The glass briefly caught on the bedspread as Nicky reached down and palmed it. Then, in a normal voice, she said, “I gotta move around.”
She hopped off the bed and began to pace the room, her path taking her close to the door with every lap. The plan was simple. When the maid came back for their tray, Nicky would keep the door from closing while Chloe kept the maid in check by threatening to cut her.
Simple.
Nicky might have tried something like this long before now, but the rest of the escape plan needed Chloe’s skills to be executed.
Nicky, still speaking so that she could be heard, “Tell me again what a DNA agreement is?”
“Not DNA,” Chloe said. “NDA. Nondisclosure agreement. We sign it, they pay us, and we agree never to be tattletales.”

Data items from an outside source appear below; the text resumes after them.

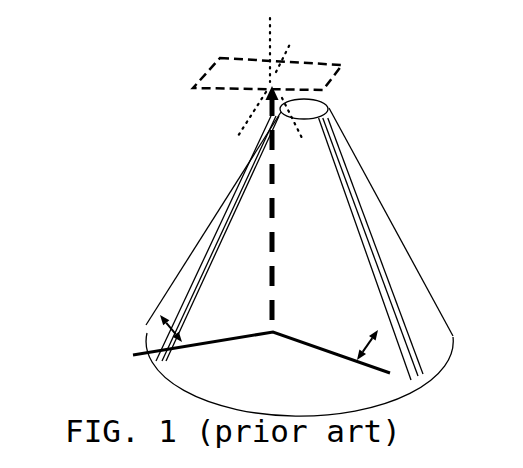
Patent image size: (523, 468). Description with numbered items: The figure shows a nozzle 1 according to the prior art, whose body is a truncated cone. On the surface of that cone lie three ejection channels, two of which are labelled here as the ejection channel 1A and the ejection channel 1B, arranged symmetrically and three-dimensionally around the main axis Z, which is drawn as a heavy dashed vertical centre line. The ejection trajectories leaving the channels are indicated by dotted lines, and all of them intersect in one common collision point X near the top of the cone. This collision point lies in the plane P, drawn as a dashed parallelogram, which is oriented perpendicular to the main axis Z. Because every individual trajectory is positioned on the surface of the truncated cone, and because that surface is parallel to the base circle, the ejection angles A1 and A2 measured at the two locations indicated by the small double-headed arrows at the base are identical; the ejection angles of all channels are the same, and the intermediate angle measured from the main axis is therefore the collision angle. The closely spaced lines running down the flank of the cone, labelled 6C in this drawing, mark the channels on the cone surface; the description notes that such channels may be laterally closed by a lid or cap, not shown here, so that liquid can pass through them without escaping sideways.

The nozzle 1 is at (392, 106).
The ejection channel 1A is at (222, 160).
The ejection channel 1B is at (278, 89).
The seam / overlapping edge 6C is at (330, 212).
The collision point X is at (275, 82).
The plane P is at (312, 66).
The main axis Z is at (272, 272).
The ejection angle A1 is at (168, 332).
The ejection angle A2 is at (372, 342).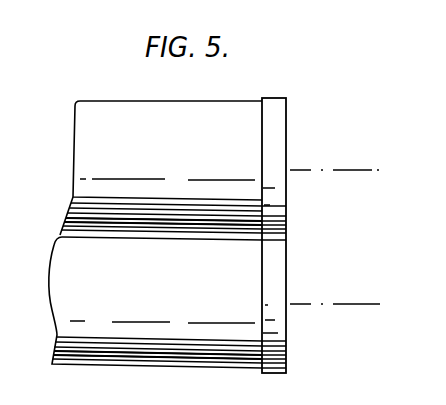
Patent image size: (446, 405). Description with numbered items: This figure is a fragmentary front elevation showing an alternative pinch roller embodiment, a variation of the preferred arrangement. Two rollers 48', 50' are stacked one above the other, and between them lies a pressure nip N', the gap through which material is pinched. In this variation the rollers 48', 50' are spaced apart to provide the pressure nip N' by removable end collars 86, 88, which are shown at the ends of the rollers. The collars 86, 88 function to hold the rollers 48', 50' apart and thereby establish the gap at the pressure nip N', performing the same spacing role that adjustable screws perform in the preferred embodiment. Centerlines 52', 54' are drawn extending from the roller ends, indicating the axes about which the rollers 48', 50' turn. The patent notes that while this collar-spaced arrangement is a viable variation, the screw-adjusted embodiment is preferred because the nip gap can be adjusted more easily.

The roller 48' is at (167, 150).
The roller 50' is at (155, 302).
The upper center line 52' is at (334, 155).
The lower center line 54' is at (335, 319).
The removable end collar 86 is at (275, 139).
The removable end collar 88 is at (286, 363).
The pressure nip N' is at (161, 232).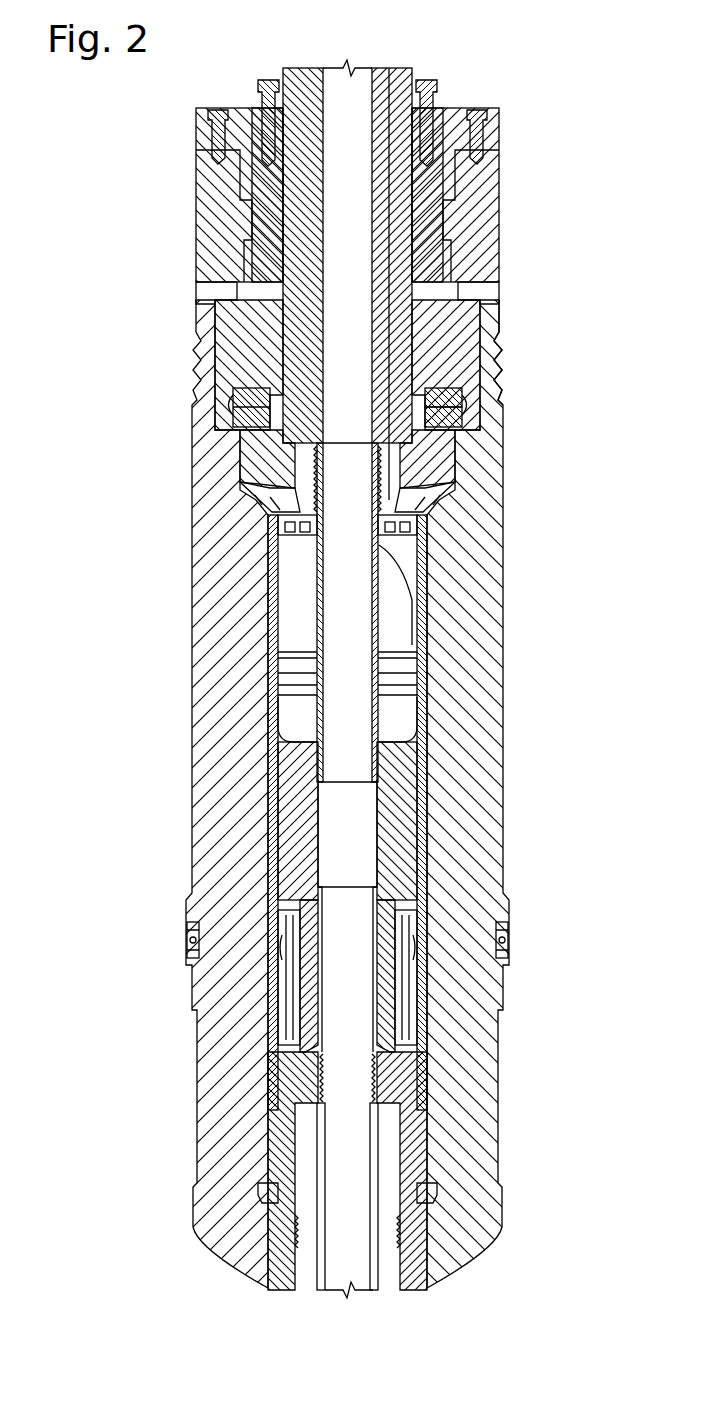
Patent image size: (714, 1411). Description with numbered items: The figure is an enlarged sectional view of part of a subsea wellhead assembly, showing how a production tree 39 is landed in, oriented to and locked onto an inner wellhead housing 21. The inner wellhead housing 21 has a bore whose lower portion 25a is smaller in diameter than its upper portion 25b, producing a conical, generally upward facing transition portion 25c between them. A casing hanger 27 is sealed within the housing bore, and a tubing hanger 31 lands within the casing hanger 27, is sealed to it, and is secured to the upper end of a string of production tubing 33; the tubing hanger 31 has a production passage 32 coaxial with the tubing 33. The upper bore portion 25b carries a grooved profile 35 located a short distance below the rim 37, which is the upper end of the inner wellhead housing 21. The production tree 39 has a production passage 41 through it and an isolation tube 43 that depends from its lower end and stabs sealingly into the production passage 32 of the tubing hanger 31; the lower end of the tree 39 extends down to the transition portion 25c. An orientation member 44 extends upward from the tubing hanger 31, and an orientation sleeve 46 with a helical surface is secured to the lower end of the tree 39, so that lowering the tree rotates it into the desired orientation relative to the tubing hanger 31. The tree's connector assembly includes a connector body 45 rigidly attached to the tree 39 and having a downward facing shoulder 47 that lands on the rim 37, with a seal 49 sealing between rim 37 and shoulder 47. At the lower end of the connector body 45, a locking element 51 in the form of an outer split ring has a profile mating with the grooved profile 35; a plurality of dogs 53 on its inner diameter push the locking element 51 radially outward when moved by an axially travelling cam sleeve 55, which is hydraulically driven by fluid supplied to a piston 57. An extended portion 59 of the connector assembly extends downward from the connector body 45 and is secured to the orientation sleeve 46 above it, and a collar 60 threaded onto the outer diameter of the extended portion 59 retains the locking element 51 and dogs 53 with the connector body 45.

“But what if we told anyway?”
“They could sue us and we’d have to give the money back and maybe even more. And we’d have to hire lawyers to fight it for us and we’d be in debt up to our assholes.”
“Even if holding us here is against the law?”
Chloe shrugged. “You really want to challenge this? If it gets us out of here? You don’t want enough money to have you set for life? Because believe me, they’re going to have to pay up to keep us quiet.”
They believed their performance was Oscar-worthy.
“Fine,” Nicky said. “If all I got to do is sign something, I’ll do it. How much money you think they’ll give us?”
Chloe shrugged. “Thousands, I bet. This Pritkin guy’s loaded, right?”
“Uh, look around,” Nicky said. “He’s got more money than—”
Knock knock.
Chloe got off the bed. Nicky stopped her pacing two feet from the door.
Chloe felt the glass shard digging into her palm as she delicately closed her hand around it. The slightest squeeze and she’d start to draw blood.
Nicky was doing the same. They exchanged a quick glance.
Here we go.
The door began to open.
Sixty-One
New York, NY
On the first part of their trip into Manhattan, as the sun was setting, Dorian had asked to sit in the back with Miles. Gold was put up front next to Charise.